I feel like I've been feeling so ungrateful lately. I keep thinking about the things I don't have yet or the things I just simply want. Yet, I have everything I could ever wish for at this time. I mean, yeah - my situation could be better, but the essentials to my life - I have.

I have my absolutely amazing boyfriend who is there for me through thick and thin. Who has turned my world upside down. Who has taught me that I can be loved wholeheartedly. I don't think I ever knew what romantic love was before I met him. He is absolutely amazing with Lailah - I've never seen a better father figure than him. He is so sweet, loving, and compassionate. He listens to me and he feels with me. He always tries to understand me and where I'm coming from. He asks me frequently about how I'm feeling and the baby. He loves to feel this little one squirming inside of me - he even kisses my belly. He's my dream guy - I swear it. Every morning he gets up, snuggles me before leaving for work, and then he always gives me kisses before leaving - even if I'm sleeping like a ton of bricks. Then when he gets home from work he kisses me, gives Lai piggy back rides, he may make us food, he helps with laundry, we put Lai to bed (if she isn't already in bed) and he tucks her in, we then shower and cuddle up watching a show on Netflix. He's one of the best things that could have ever happened to me.

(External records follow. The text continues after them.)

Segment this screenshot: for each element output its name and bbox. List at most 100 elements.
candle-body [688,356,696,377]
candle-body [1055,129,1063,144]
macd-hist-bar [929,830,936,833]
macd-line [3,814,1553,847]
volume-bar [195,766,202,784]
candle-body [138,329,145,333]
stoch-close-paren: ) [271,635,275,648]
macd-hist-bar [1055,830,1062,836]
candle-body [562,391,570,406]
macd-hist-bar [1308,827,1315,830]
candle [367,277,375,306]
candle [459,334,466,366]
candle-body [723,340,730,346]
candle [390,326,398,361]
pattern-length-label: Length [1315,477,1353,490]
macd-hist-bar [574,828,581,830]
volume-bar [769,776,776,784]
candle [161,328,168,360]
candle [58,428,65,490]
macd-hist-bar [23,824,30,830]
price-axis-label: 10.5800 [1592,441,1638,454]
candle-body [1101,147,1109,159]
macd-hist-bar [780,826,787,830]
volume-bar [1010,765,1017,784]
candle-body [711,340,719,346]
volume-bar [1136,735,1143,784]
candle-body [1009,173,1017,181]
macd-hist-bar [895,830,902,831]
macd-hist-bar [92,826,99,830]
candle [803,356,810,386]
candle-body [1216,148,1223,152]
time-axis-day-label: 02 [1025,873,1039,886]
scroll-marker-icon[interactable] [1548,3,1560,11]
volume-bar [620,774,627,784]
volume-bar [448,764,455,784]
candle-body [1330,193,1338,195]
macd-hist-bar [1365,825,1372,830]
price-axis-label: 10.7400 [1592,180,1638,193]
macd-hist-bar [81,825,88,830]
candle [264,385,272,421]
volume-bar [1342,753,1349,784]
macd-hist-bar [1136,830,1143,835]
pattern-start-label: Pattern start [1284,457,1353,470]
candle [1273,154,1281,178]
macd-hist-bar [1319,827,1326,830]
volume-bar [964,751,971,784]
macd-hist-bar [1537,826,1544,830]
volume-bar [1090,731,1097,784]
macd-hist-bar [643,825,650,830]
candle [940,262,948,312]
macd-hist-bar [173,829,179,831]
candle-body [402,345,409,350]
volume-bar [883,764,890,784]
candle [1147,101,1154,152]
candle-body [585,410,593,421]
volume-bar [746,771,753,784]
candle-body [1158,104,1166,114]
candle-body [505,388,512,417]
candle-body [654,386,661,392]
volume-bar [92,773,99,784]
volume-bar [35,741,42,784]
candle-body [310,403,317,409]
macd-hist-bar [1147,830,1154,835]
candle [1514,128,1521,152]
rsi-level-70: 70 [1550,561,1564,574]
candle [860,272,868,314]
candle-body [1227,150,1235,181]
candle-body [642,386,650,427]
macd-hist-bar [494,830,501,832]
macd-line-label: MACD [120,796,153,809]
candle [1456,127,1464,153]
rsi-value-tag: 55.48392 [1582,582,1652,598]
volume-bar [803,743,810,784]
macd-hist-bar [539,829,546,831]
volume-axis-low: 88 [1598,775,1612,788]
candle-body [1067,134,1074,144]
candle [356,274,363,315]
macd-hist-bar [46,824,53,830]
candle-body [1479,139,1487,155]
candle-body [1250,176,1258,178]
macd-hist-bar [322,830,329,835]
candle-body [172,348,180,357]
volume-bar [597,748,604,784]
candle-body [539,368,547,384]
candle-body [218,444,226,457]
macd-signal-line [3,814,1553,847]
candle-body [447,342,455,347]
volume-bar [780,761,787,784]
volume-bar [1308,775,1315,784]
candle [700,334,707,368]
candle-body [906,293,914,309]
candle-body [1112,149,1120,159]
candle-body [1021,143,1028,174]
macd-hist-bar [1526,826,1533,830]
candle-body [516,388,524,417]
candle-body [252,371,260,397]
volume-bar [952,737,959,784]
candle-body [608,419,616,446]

I also have the most amazing, bright, witty, funny, silly, compassionate, caring, understanding, and beautiful little girl that I could ever imagine having. She makes me laugh more than anyone I know. She puts life into another perspective for me. She is the sweetest thing. I live for her. I live to watch her learn and grow as a little human. So far, so good. I may not be a perfect mom but when I look at her I feel that I've done a pretty damn good job. She is the purest life I know. I love her more than I ever believed I could love anyone or anything. She told me today that she never wants me to die until she's old enough to die too. I know that this will eventually end but I hope more than anything that she will always be my little girl and that we will always have an amazing relationship.

Then I have this pregnancy which I truly feel blessed to have. Yeah, the baby may not be out yet - he or she is still happily cooking within. But that's not a bad thing and I've been treating it like it is. This baby will be perfect and my heart will expand so much more than I ever thought imaginable. I have no idea what it will be like raising two little ones but I know that I'll make the best that I can out of it. I am just becoming impatient and I so want to meet my little one! But each day will bring me closer and I need to remember that. The baby can't stay in forever.